Nobunaga wrote:Stopper:
.
.. when in fact they just falsified a great deal of "evidence" because they knew there were no WMD's.
... And there we go again. Pray tell, what was falsified? You might be right, but huge accusations with no evidence serve no purpose. Tony Blair is gay, don't you know? I said it, so it must be true.

I don't know about Mr Blair. I have a half-baked theory that he took the UK into the war, so he would be known as a war leader, like Churchill, and that would help cover up for his secret homosexual tendencies - which he feels so guilty and dirty about. I think he might be attracted to crap Christian pop singers and louche, vulgar Italians. Like I say, it's still half-baked, so I'll need to come back on that one, give it a year or so.
As to the evidence provided for the war, the first things that spring to mind are
- the "yellow cake from Nigeria" scandal,
- the rip-off of the PhD doctoral thesis,
- the heavy-handed manipulation of the dossier justifying the war on Iraq by the UK government's spin-doctors,
- Although not strictly "evidence", the UK attorney general's apparent volte-face in his judgement on whether the war was legal,
- The Butler inquiry's pretty pathetic conclusion that the PM's office indulged in "sofa government". By "Sofa government" he meant that no-one in the PM's coterie wrote down the minutes of high-level discussions, or had proper meetings. Normal people call this "making sure you leave absolutely no trace whatsoever of things said that might incriminate you."

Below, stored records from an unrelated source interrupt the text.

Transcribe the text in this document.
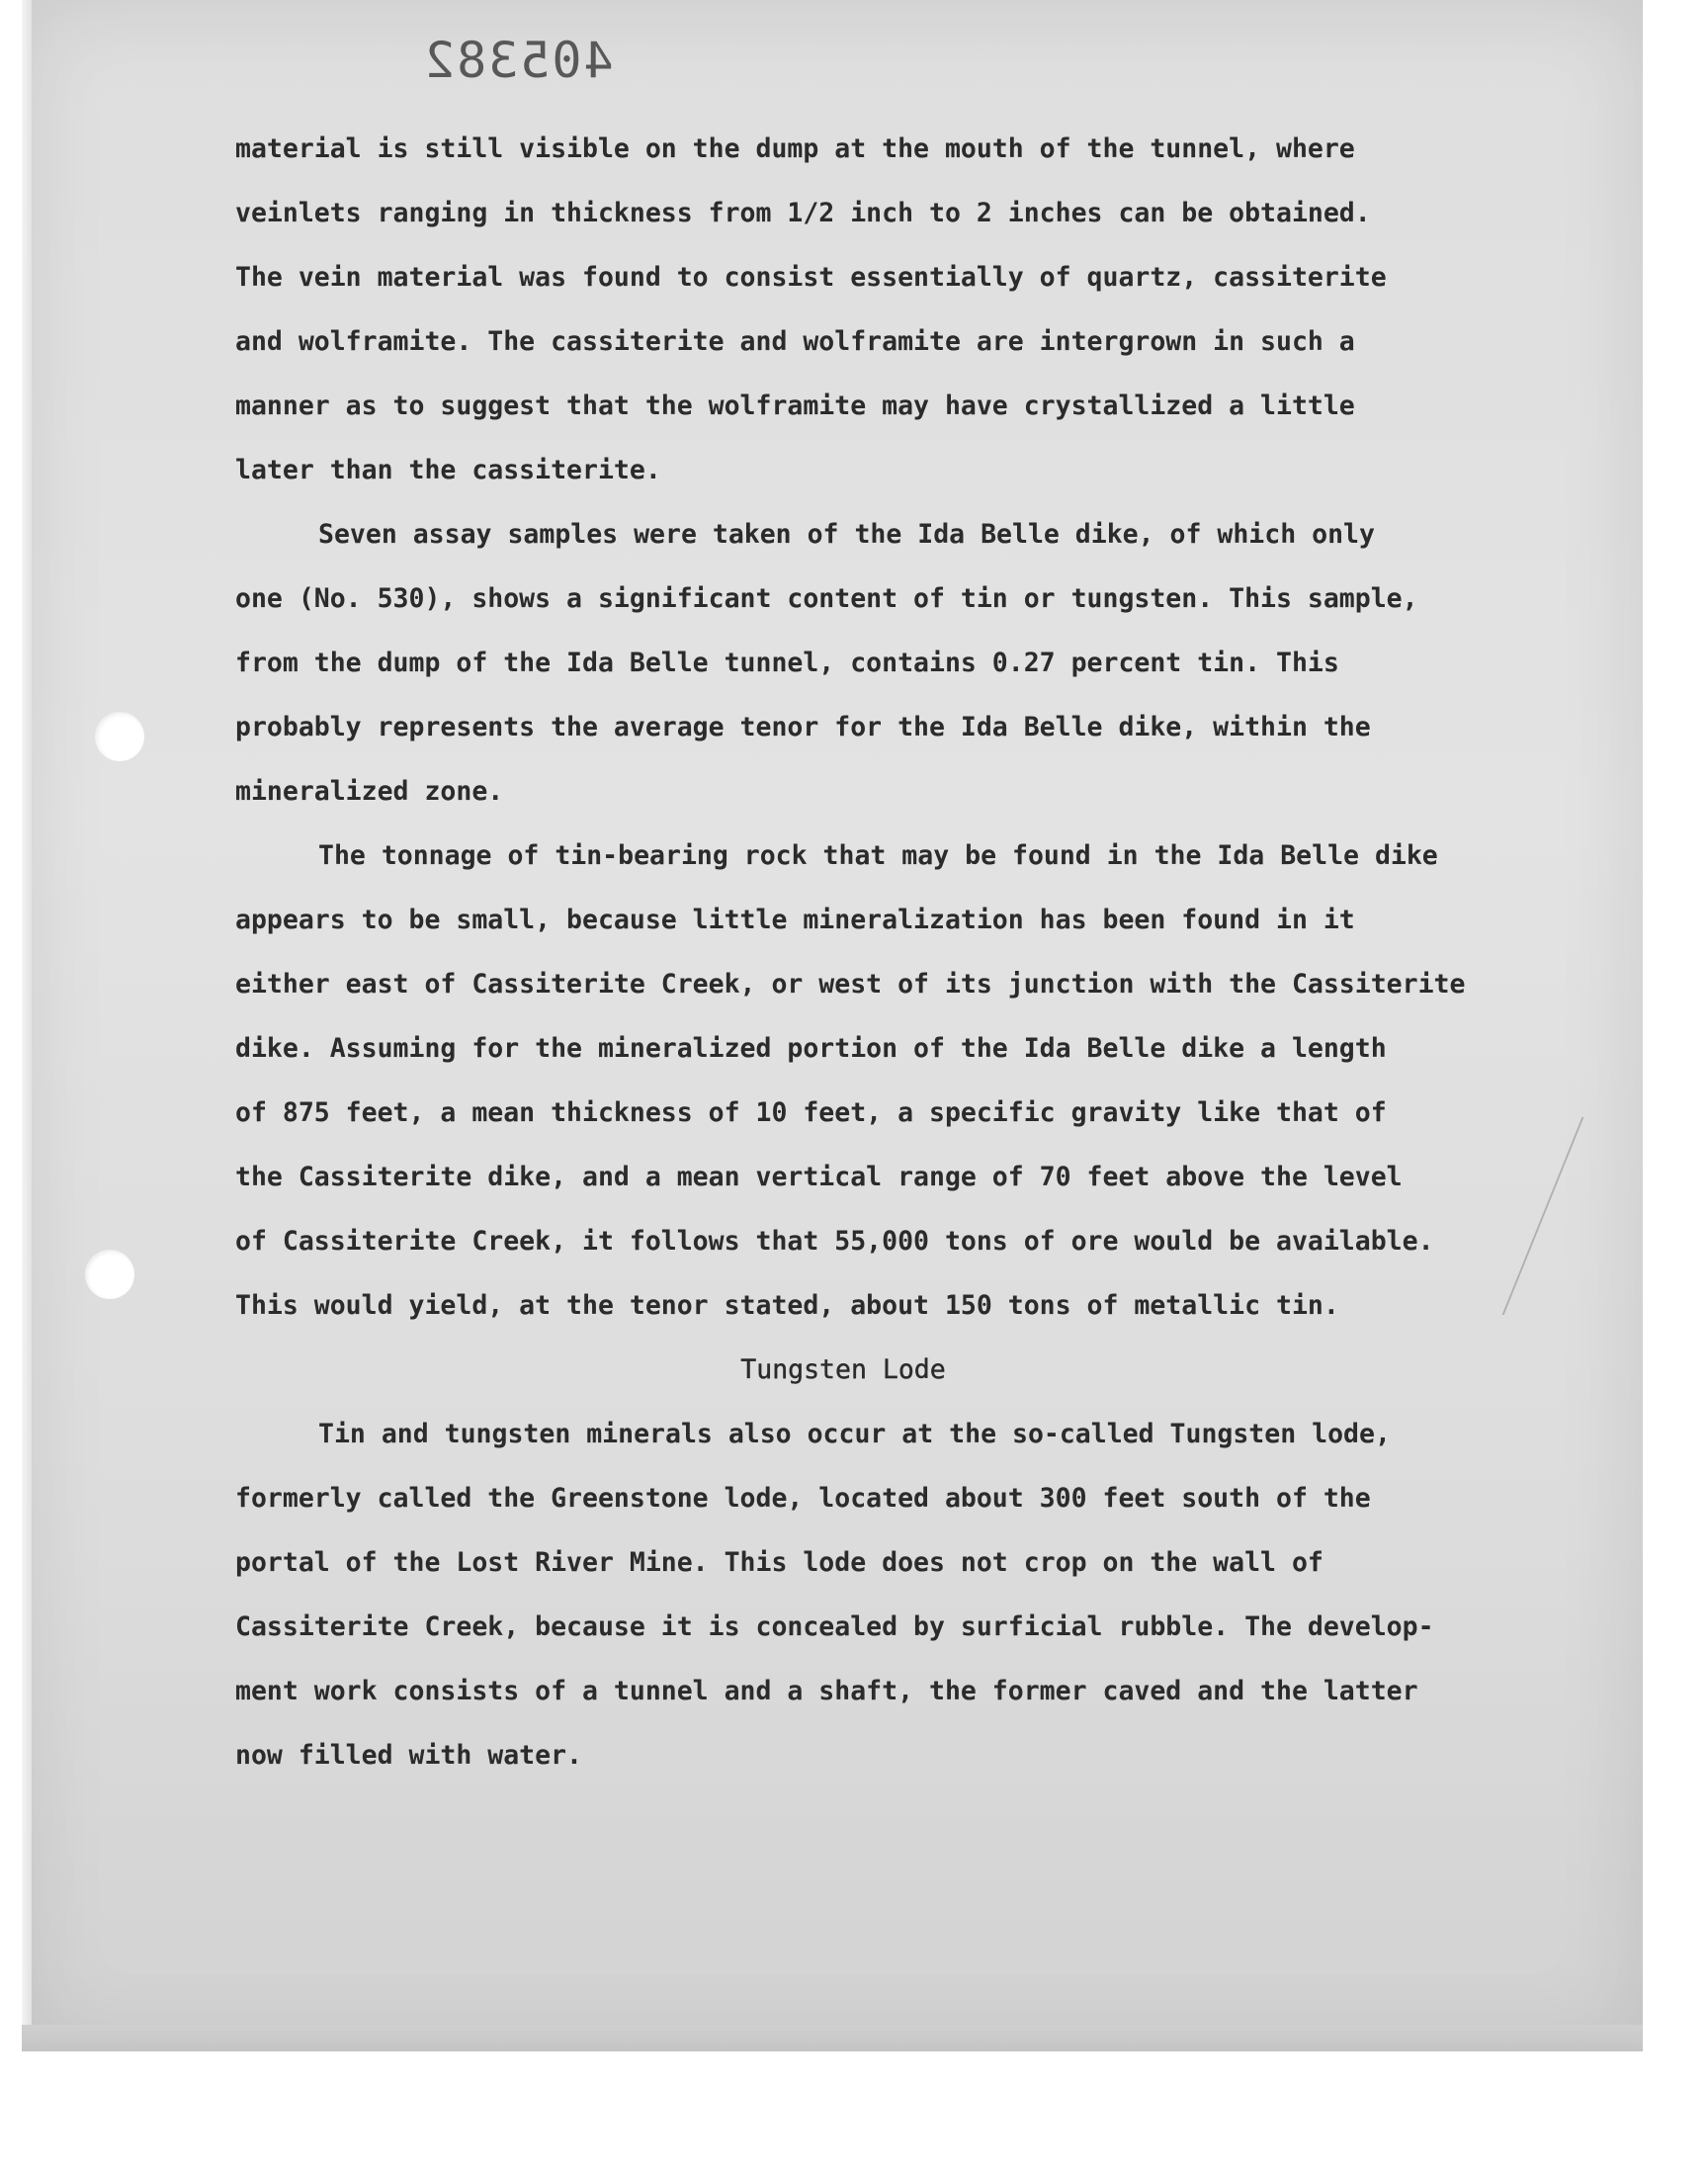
405382
material is still visible on the dump at the mouth of the tunnel, where
veinlets ranging in thickness from 1/2 inch to 2 inches can be obtained.
The vein material was found to consist essentially of quartz, cassiterite
and wolframite. The cassiterite and wolframite are intergrown in such a
manner as to suggest that the wolframite may have crystallized a little
later than the cassiterite.
Seven assay samples were taken of the Ida Belle dike, of which only
one (No. 530), shows a significant content of tin or tungsten. This sample,
from the dump of the Ida Belle tunnel, contains 0.27 percent tin. This
probably represents the average tenor for the Ida Belle dike, within the
mineralized zone.
The tonnage of tin-bearing rock that may be found in the Ida Belle dike
appears to be small, because little mineralization has been found in it
either east of Cassiterite Creek, or west of its junction with the Cassiterite
dike. Assuming for the mineralized portion of the Ida Belle dike a length
of 875 feet, a mean thickness of 10 feet, a specific gravity like that of
the Cassiterite dike, and a mean vertical range of 70 feet above the level
of Cassiterite Creek, it follows that 55,000 tons of ore would be available.
This would yield, at the tenor stated, about 150 tons of metallic tin.
Tungsten Lode
Tin and tungsten minerals also occur at the so-called Tungsten lode,
formerly called the Greenstone lode, located about 300 feet south of the
portal of the Lost River Mine. This lode does not crop on the wall of
Cassiterite Creek, because it is concealed by surficial rubble. The develop-
ment work consists of a tunnel and a shaft, the former caved and the latter
now filled with water.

There's definitely more, but that's just what I remember off the top of my head, and much of this was well-covered in most of the "quality" British press, so it's all easily traceable.
Where I differ from a lot of people is that I believe that the case as far as WMD was concerned was outright falsification - lots of people want to put it down to hubristic thinking amongst a small group of people at the top, and certainly a serious lack of judgment amongst those people.
It's not as if falsifying a case for war is unprecedented in history, I mean - the Manchurian Incident and the Gulf of Tonkin incident spring to mind. Bush wanted a casus belli for the war, and it's not unusual for countries (even democratic ones) just to make one up.